Seres incompletos y cautivos de sí mismos, los personajes que presiden las pinturas y dibujos de Sacris parecen piezas defectuosas de un tablero de juego, condenadas a quedarse en la cuadrícula que les ha sido asignada. Su propia tara les impide seguir las reglas prescritas pero también les imposibilita abandonar su lugar. Inmovilidad psíquica expresada en su desmembramiento físico, en la inutilidad de sus contorsiones en espacios acordonados por sus propias mentes condicionadas.
El ademán humillado de Eva en el momento de la expulsión bíblica se repite en una serie de figuras con los rostros borroneados u ocultos tras largas cabelleras. El anonimato otorga fuerza alegórica a esta figura que expresa un lastre expiatorio cuya estela, parece decirnos Sacris, sigue coleando.
La mujer asume en su obra un papel preponderante mediante la puesta en escena de un calendario vital donde las fechas para desposarse y procrear siguen fijadas de antemano en el inconsciente femenino. Cincuentonas esperando el príncipe azul, veinteañeras acogiendo en su regazo engendros llorosos cuál muñecos de trapo, matrimonios jóvenes cuyos rostros delatan un orgullo alelado por el estatus recién adquirido… un desfile de tipos conformistas que sin embargo denotan dislocaciones flagrantes.
Resuenan las palabras de Huxley en su revisión de Un Mundo Feliz: «estos millones de personas anormalmente normales, que viven sin quejarse en una sociedad a la que, si fueran seres humanos cabales, no deberían estar adaptados, todavía acarician la ilusión de la individualidad, pero de hecho, han quedado en gran medida desindividualizados».
Como contraparte a estas escenificaciones de la farsa cotidiana, en otros trabajos las descendientes de Eva y los vástagos de Adán dejan al desnudo su vulnerabilidad, muestran sus estigmas, exhiben el hueco que se abre entre el rugir de sus entrañas y el parapeto moral.
Sacris trastoca las encarnaciones clásicas del ideal de belleza y raciocinio: la Venus del Espejo renuncia a entregarse pasivamente a la mirada del otro para buscar el autoerotismo en soledad; la Olimpia de Manet degenera en amasijo acéfalo, y el Pensador de Rodin se repliega en sí mismo como un Discóbolo dislocado.

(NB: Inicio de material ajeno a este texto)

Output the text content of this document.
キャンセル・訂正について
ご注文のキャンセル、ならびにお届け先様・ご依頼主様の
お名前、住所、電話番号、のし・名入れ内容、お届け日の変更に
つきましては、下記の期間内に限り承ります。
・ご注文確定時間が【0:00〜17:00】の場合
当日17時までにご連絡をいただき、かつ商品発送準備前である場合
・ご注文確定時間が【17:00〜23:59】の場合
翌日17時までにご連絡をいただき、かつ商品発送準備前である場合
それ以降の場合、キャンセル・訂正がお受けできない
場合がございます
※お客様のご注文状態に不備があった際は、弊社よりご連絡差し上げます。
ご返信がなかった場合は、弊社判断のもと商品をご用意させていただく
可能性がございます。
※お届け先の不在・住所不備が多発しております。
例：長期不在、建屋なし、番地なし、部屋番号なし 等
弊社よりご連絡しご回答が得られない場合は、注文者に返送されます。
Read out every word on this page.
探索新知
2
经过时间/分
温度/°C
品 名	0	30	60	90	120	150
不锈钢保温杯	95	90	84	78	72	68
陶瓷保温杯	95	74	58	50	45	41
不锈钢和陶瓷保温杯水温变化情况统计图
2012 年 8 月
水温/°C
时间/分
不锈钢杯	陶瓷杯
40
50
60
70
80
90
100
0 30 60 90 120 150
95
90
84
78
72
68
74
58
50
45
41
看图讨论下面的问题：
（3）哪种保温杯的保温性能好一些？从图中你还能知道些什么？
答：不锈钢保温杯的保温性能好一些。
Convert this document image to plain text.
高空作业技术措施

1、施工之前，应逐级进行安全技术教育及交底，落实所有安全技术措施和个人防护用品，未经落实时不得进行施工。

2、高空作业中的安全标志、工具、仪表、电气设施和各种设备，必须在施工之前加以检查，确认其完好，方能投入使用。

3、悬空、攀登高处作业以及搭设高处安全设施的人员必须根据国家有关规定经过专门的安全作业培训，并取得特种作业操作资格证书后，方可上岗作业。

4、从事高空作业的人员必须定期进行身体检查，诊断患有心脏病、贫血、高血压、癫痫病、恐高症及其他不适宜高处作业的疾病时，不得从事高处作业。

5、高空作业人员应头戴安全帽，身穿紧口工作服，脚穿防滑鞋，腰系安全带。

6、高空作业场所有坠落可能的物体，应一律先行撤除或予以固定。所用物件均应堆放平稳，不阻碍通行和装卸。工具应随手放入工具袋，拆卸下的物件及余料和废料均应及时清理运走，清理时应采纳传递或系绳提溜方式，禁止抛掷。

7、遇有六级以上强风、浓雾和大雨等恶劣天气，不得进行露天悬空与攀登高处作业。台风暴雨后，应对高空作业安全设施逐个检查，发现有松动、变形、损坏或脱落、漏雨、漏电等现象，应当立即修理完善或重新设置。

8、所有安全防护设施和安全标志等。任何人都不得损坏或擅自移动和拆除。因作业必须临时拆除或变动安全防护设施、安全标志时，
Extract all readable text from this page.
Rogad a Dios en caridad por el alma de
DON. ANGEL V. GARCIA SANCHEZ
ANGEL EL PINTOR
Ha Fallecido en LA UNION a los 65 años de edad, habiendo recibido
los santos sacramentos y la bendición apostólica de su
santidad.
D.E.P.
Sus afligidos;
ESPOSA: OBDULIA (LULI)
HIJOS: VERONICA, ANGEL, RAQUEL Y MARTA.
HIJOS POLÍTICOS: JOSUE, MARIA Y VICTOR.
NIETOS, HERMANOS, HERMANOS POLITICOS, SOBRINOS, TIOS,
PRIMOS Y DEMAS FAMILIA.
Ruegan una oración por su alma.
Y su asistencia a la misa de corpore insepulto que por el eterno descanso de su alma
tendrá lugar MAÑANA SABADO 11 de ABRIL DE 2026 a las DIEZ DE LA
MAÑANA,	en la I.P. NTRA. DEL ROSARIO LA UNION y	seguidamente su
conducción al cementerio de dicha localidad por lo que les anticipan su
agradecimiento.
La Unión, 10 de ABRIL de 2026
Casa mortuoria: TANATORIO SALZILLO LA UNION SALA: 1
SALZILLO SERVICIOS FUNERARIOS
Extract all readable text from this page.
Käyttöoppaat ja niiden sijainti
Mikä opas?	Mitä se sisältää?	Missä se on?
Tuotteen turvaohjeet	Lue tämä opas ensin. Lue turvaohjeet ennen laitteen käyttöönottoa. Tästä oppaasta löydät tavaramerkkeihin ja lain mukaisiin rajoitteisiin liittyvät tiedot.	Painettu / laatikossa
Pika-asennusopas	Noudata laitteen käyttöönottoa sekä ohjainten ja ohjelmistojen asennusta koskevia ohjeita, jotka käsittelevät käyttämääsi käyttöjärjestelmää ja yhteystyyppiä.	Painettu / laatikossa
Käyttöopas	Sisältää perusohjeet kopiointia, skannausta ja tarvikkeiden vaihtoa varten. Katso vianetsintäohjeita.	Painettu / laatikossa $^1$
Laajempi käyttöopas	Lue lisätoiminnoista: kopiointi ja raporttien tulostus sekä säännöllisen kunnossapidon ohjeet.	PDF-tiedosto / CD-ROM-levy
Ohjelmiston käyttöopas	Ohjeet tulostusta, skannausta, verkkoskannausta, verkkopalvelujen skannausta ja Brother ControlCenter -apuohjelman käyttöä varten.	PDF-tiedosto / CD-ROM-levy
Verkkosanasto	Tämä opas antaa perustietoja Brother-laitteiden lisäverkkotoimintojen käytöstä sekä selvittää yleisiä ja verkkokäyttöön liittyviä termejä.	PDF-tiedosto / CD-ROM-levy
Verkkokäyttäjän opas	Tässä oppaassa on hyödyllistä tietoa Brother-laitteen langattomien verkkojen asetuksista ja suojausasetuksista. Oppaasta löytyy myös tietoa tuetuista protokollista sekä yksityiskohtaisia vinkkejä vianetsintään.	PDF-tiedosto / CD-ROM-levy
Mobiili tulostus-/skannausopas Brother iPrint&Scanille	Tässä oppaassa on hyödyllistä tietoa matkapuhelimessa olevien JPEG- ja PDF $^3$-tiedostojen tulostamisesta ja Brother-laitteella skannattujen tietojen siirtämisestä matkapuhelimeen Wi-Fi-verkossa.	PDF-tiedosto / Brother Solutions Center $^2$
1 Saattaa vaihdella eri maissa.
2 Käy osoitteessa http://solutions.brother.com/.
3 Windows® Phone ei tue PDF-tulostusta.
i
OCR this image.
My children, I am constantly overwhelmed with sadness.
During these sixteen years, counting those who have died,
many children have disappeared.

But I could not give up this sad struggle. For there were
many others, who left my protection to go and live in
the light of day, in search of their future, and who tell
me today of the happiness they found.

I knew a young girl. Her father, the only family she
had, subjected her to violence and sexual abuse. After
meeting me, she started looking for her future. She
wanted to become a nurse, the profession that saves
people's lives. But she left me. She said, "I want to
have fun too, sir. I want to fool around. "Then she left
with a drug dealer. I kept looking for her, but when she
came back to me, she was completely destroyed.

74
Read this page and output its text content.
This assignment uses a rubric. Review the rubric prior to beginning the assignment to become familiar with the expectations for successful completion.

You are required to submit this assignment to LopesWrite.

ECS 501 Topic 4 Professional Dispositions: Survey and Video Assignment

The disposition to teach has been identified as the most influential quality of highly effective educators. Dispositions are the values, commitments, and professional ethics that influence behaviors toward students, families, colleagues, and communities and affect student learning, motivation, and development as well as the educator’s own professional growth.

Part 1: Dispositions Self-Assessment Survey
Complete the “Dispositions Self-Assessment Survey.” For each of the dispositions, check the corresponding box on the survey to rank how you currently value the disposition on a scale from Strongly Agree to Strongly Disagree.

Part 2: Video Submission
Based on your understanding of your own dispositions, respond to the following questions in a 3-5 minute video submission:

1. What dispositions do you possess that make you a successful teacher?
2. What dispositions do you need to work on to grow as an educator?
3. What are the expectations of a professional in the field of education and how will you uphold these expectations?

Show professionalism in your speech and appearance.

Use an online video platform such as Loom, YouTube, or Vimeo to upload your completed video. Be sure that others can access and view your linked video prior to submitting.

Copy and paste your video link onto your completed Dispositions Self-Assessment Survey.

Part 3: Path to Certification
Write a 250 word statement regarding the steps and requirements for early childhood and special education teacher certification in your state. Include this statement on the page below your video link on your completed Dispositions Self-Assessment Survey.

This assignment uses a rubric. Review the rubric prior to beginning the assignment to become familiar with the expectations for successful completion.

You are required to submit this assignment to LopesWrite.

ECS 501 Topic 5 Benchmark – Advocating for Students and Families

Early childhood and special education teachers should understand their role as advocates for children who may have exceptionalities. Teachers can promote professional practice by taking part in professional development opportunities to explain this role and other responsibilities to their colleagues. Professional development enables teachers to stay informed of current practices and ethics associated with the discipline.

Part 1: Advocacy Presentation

El aspecto inacabado de muchas obras dejan al descubierto un proceso de trabajo colmado de forcejeos, arrepentimientos, retrocesos… a modo de tachones, omisiones y mutilaciones; un avanzar a tientas intuitivo pero que deliberadamente oculta ciertas zonas e interpone mirillas para dirigir nuestra mirada, para que espiemos a través de ellas el montaje de lo que llaman realidad.